Laki-laki berambut merah itu terdiam. Sudah muak dengan tingkah gadis di depannya. Bisa dibilang, dia sudah pasrah. Apabila nanti dia diiring ke kantor polisi, toh biar mereka yang urus.

"Mana copetnya?" yang lain baru menyusul. Terhitung sekitar 5 orang laki-laki dan satu ibu-ibu yang kini menghampiri mereka. Ibu-ibu yang terlihat panik itu langsung menggeser tubuh bapak-bapak tadi dan melihat laki-laki berambut merah itu dari atas sampai bawah.

"Loh, katanya udah ketangkap. Copetnya mana?" semua orang bingung mendengar pertanyaan Ibu-ibu itu. Terlebih lagi Winter yang kini sudah mengendorkan cengkraman tangannya dari pergelangan tangan laki-laki berambut merah itu.

Tak membuang kesempatan, laki-laki berambut merah menghempas tangan Winter dan mengusap pergelangan tangannya. Agaknya laki-laki itu merasakan sakit akibat kuatnya cengkraman tangan dari gadis bertubuh berisi itu.

"Ini copetnya udah di depan Ibu." Ibu-ibu itu mendesah kesal dan kecewa. Kepalanya bergantian menengok ke arah Bapak-bapak yang berada di belakangnya.

"Copetnya bukan dia."

"Loh?"

Laki-laki berambut merah mendengus kesal lalu berkacak pinggang sambil menatap tajam Winter. Bukannya takut, gadis itu malah menampilkan raut wajah bingung.

"Yaudah deh gak apa-apa.

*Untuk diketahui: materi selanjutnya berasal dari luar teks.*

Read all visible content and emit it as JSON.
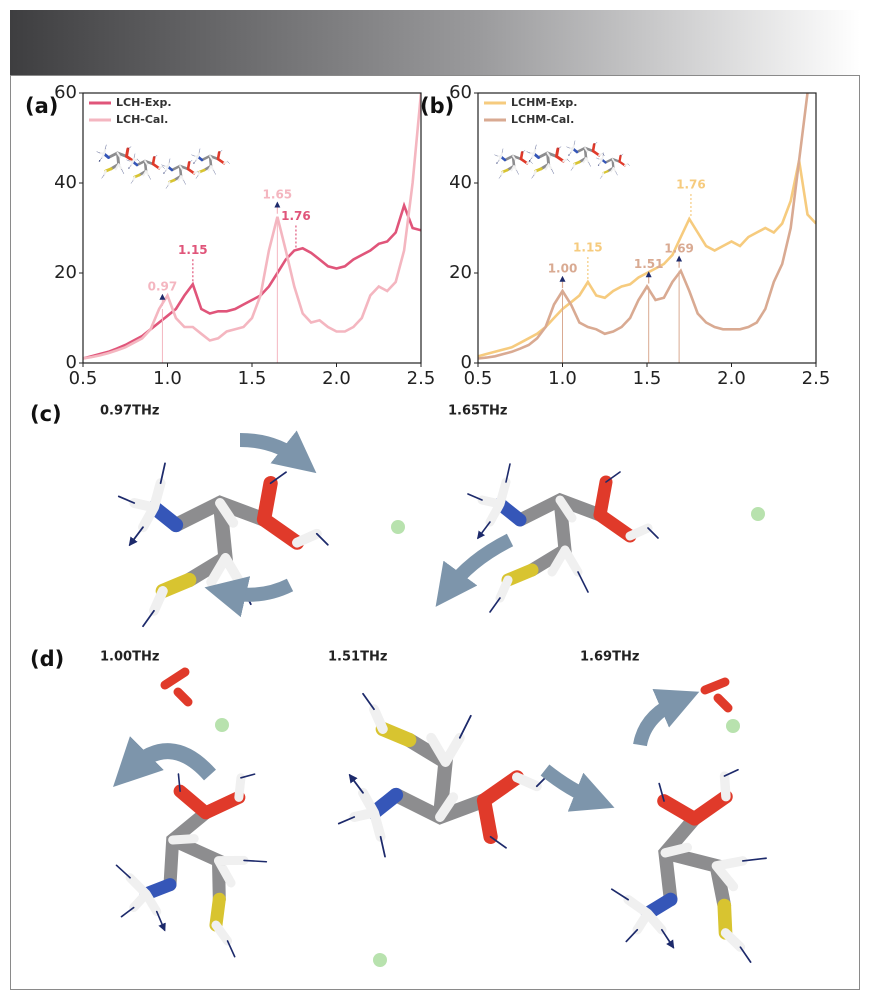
{
  "chart_data": [
    {
      "type": "line",
      "panel_label": "(a)",
      "x": [
        0.5,
        0.55,
        0.6,
        0.65,
        0.7,
        0.75,
        0.8,
        0.85,
        0.9,
        0.95,
        1.0,
        1.05,
        1.1,
        1.15,
        1.2,
        1.25,
        1.3,
        1.35,
        1.4,
        1.45,
        1.5,
        1.55,
        1.6,
        1.65,
        1.7,
        1.75,
        1.8,
        1.85,
        1.9,
        1.95,
        2.0,
        2.05,
        2.1,
        2.15,
        2.2,
        2.25,
        2.3,
        2.35,
        2.4,
        2.45,
        2.5
      ],
      "series": [
        {
          "name": "LCH-Exp.",
          "color": "#e0557a",
          "values": [
            1,
            1.5,
            2,
            2.5,
            3.2,
            4,
            5,
            6,
            7.5,
            9,
            10.5,
            12,
            15,
            17.5,
            12,
            11,
            11.5,
            11.5,
            12,
            13,
            14,
            15,
            17,
            20,
            23,
            25,
            25.5,
            24.5,
            23,
            21.5,
            21,
            21.5,
            23,
            24,
            25,
            26.5,
            27,
            29,
            35,
            30,
            29.5
          ]
        },
        {
          "name": "LCH-Cal.",
          "color": "#f4b6c0",
          "values": [
            1,
            1.3,
            1.7,
            2.2,
            2.8,
            3.5,
            4.5,
            5.5,
            7.5,
            12,
            15,
            10,
            8,
            8,
            6.5,
            5,
            5.5,
            7,
            7.5,
            8,
            10,
            15,
            25,
            32.5,
            25,
            17,
            11,
            9,
            9.5,
            8,
            7,
            7,
            8,
            10,
            15,
            17,
            16,
            18,
            25,
            40,
            60
          ]
        }
      ],
      "annotations": [
        {
          "x": 0.97,
          "series": 1
        },
        {
          "x": 1.15,
          "series": 0
        },
        {
          "x": 1.65,
          "series": 1
        },
        {
          "x": 1.76,
          "series": 0
        }
      ],
      "xlim": [
        0.5,
        2.5
      ],
      "xticks": [
        0.5,
        {
          "value": 1,
          "label": "1.0"
        },
        1.5,
        {
          "value": 2,
          "label": "2.0"
        },
        2.5
      ],
      "ylim": [
        0,
        60
      ],
      "yticks": [
        0,
        20,
        40,
        60
      ],
      "legend": "upper left"
    },
    {
      "type": "line",
      "panel_label": "(b)",
      "x": [
        0.5,
        0.55,
        0.6,
        0.65,
        0.7,
        0.75,
        0.8,
        0.85,
        0.9,
        0.95,
        1.0,
        1.05,
        1.1,
        1.15,
        1.2,
        1.25,
        1.3,
        1.35,
        1.4,
        1.45,
        1.5,
        1.55,
        1.6,
        1.65,
        1.7,
        1.75,
        1.8,
        1.85,
        1.9,
        1.95,
        2.0,
        2.05,
        2.1,
        2.15,
        2.2,
        2.25,
        2.3,
        2.35,
        2.4,
        2.45,
        2.5
      ],
      "series": [
        {
          "name": "LCHM-Exp.",
          "color": "#f6cb7e",
          "values": [
            1.5,
            2,
            2.5,
            3,
            3.5,
            4.5,
            5.5,
            6.5,
            8,
            10,
            12,
            13.5,
            15,
            18,
            15,
            14.5,
            16,
            17,
            17.5,
            19,
            20,
            21,
            22,
            24,
            28,
            32,
            29,
            26,
            25,
            26,
            27,
            26,
            28,
            29,
            30,
            29,
            31,
            36,
            45,
            33,
            31
          ]
        },
        {
          "name": "LCHM-Cal.",
          "color": "#d9aa92",
          "values": [
            1,
            1.2,
            1.5,
            2,
            2.5,
            3.2,
            4,
            5.5,
            8,
            13,
            16,
            13,
            9,
            8,
            7.5,
            6.5,
            7,
            8,
            10,
            14,
            17,
            14,
            14.5,
            18,
            20.5,
            16,
            11,
            9,
            8,
            7.5,
            7.5,
            7.5,
            8,
            9,
            12,
            18,
            22,
            30,
            45,
            60,
            null
          ]
        }
      ],
      "annotations": [
        {
          "x": 1,
          "label": "1.00",
          "series": 1
        },
        {
          "x": 1.15,
          "series": 0
        },
        {
          "x": 1.51,
          "series": 1
        },
        {
          "x": 1.69,
          "series": 1
        },
        {
          "x": 1.76,
          "series": 0
        }
      ],
      "xlim": [
        0.5,
        2.5
      ],
      "xticks": [
        0.5,
        {
          "value": 1,
          "label": "1.0"
        },
        1.5,
        {
          "value": 2,
          "label": "2.0"
        },
        2.5
      ],
      "ylim": [
        0,
        60
      ],
      "yticks": [
        0,
        20,
        40,
        60
      ],
      "legend": "upper left"
    }
  ],
  "panels": [
    {
      "label": "(c)",
      "modes": [
        "0.97THz",
        "1.65THz"
      ]
    },
    {
      "label": "(d)",
      "modes": [
        "1.00THz",
        "1.51THz",
        "1.69THz"
      ]
    }
  ]
}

Yang hilang juga cuman uang kas lima belas ribuan dan dompetnya doang." setelah mengatakan kalimat itu, Ibu-ibu tadi berbalik dan meninggalkan sekumpulan orang-orang tersebut.

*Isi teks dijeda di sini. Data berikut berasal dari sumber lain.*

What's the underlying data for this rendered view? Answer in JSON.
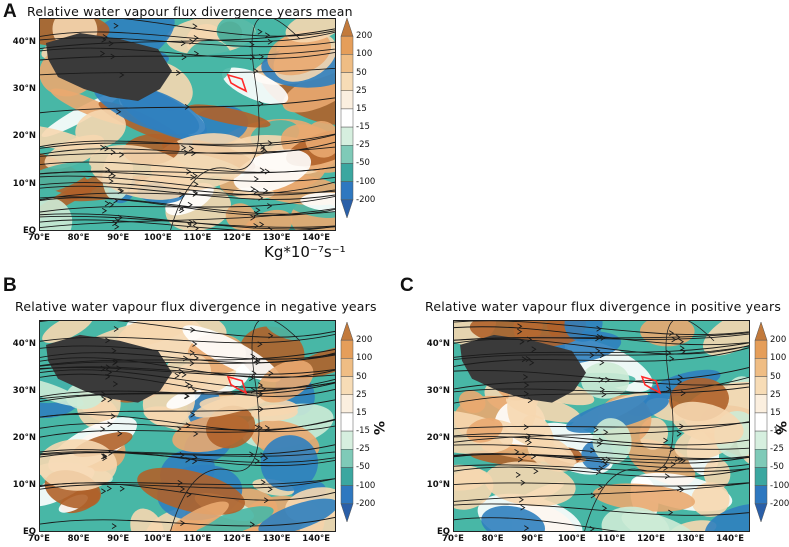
{
  "colors": {
    "div_pos_strong": "#b0622a",
    "div_pos_mid": "#e9a870",
    "div_pos_light": "#f6d7b0",
    "neutral": "#ffffff",
    "conv_light": "#cdebd6",
    "conv_mid": "#48b7a6",
    "conv_strong": "#2f7fbf",
    "plateau": "#3a3a3a",
    "streamline": "#1a1a1a",
    "box": "#ff2a2a"
  },
  "colorbar": {
    "levels": [
      "200",
      "100",
      "50",
      "25",
      "15",
      "-15",
      "-25",
      "-50",
      "-100",
      "-200"
    ],
    "fill_colors": [
      "#c27a3c",
      "#e59e5a",
      "#efbd84",
      "#f7dcb6",
      "#fbefdf",
      "#ffffff",
      "#d6efdf",
      "#7fcab8",
      "#3ba7a0",
      "#2e78c0",
      "#2a5fa8"
    ]
  },
  "axes": {
    "lon_ticks": [
      "70°E",
      "80°E",
      "90°E",
      "100°E",
      "110°E",
      "120°E",
      "130°E",
      "140°E"
    ],
    "lat_ticks": [
      "40°N",
      "30°N",
      "20°N",
      "10°N",
      "EQ"
    ]
  },
  "panels": [
    {
      "letter": "A",
      "title": "Relative water vapour flux divergence years mean",
      "unit": "Kg*10⁻⁷s⁻¹",
      "pct": ""
    },
    {
      "letter": "B",
      "title": "Relative water vapour flux divergence in negative years",
      "unit": "",
      "pct": "%"
    },
    {
      "letter": "C",
      "title": "Relative water vapour flux divergence in positive years",
      "unit": "",
      "pct": "%"
    }
  ],
  "chart_data": [
    {
      "type": "heatmap",
      "title": "Relative water vapour flux divergence years mean",
      "x_ticks": [
        "70°E",
        "80°E",
        "90°E",
        "100°E",
        "110°E",
        "120°E",
        "130°E",
        "140°E"
      ],
      "y_ticks": [
        "40°N",
        "30°N",
        "20°N",
        "10°N",
        "EQ"
      ],
      "xlim": [
        70,
        145
      ],
      "ylim": [
        0,
        45
      ],
      "color_levels": [
        200,
        100,
        50,
        25,
        15,
        -15,
        -25,
        -50,
        -100,
        -200
      ],
      "unit": "Kg*10⁻⁷s⁻¹"
    },
    {
      "type": "heatmap",
      "title": "Relative water vapour flux divergence in negative years",
      "x_ticks": [
        "70°E",
        "80°E",
        "90°E",
        "100°E",
        "110°E",
        "120°E",
        "130°E",
        "140°E"
      ],
      "y_ticks": [
        "40°N",
        "30°N",
        "20°N",
        "10°N",
        "EQ"
      ],
      "xlim": [
        70,
        145
      ],
      "ylim": [
        0,
        45
      ],
      "color_levels": [
        200,
        100,
        50,
        25,
        15,
        -15,
        -25,
        -50,
        -100,
        -200
      ],
      "unit": "%"
    },
    {
      "type": "heatmap",
      "title": "Relative water vapour flux divergence in positive years",
      "x_ticks": [
        "70°E",
        "80°E",
        "90°E",
        "100°E",
        "110°E",
        "120°E",
        "130°E",
        "140°E"
      ],
      "y_ticks": [
        "40°N",
        "30°N",
        "20°N",
        "10°N",
        "EQ"
      ],
      "xlim": [
        70,
        145
      ],
      "ylim": [
        0,
        45
      ],
      "color_levels": [
        200,
        100,
        50,
        25,
        15,
        -15,
        -25,
        -50,
        -100,
        -200
      ],
      "unit": "%"
    }
  ]
}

Tak lama kemudian, ke enam Bapak-bapak tadi juga ikut meninggalkan mereka berdua. Winter masih terdiam, otaknya sibuk mencerna suatu hal yang barusan terjadi.

"Ck. Udah puas?" kepala gadis itu mendongak sehingga bertatapan dengan laki-laki si rambut merah itu.

Bukan lagi tatapan tajam yang dia pancarkan melainkan tatapan biasa namun terkesan dingin dan datar. Hal itu membuat Winter agak merasa bersalah dan langsung menampilkan raut wajah penuh penyesalannya. "M... Maaf," ucapnya pelan.

Laki-laki berambut merah itu mengela nafas pelan lalu berjalan meninggalkan gadis itu. Tanpa adanya respon atau kalimat balasan atas permintaan maaf dari Winter. Hal itu membuat gadis itu yang tadinya merasa bersalah kini terlihat emosi dan ingin memaki orang yang berjalan sekitar lima langkah di depan sana.

"Dih, apaan tuh bocah? Songong banget jadi orang. Udah minta maaf juga malah di kacangin. Gue do'ain di depan sana lo nabrak tiang listrik biar mampus," makinya. Pandangannya masih mengarah ke laki-laki tadi yang sudah mulai menghilang di telan belokan.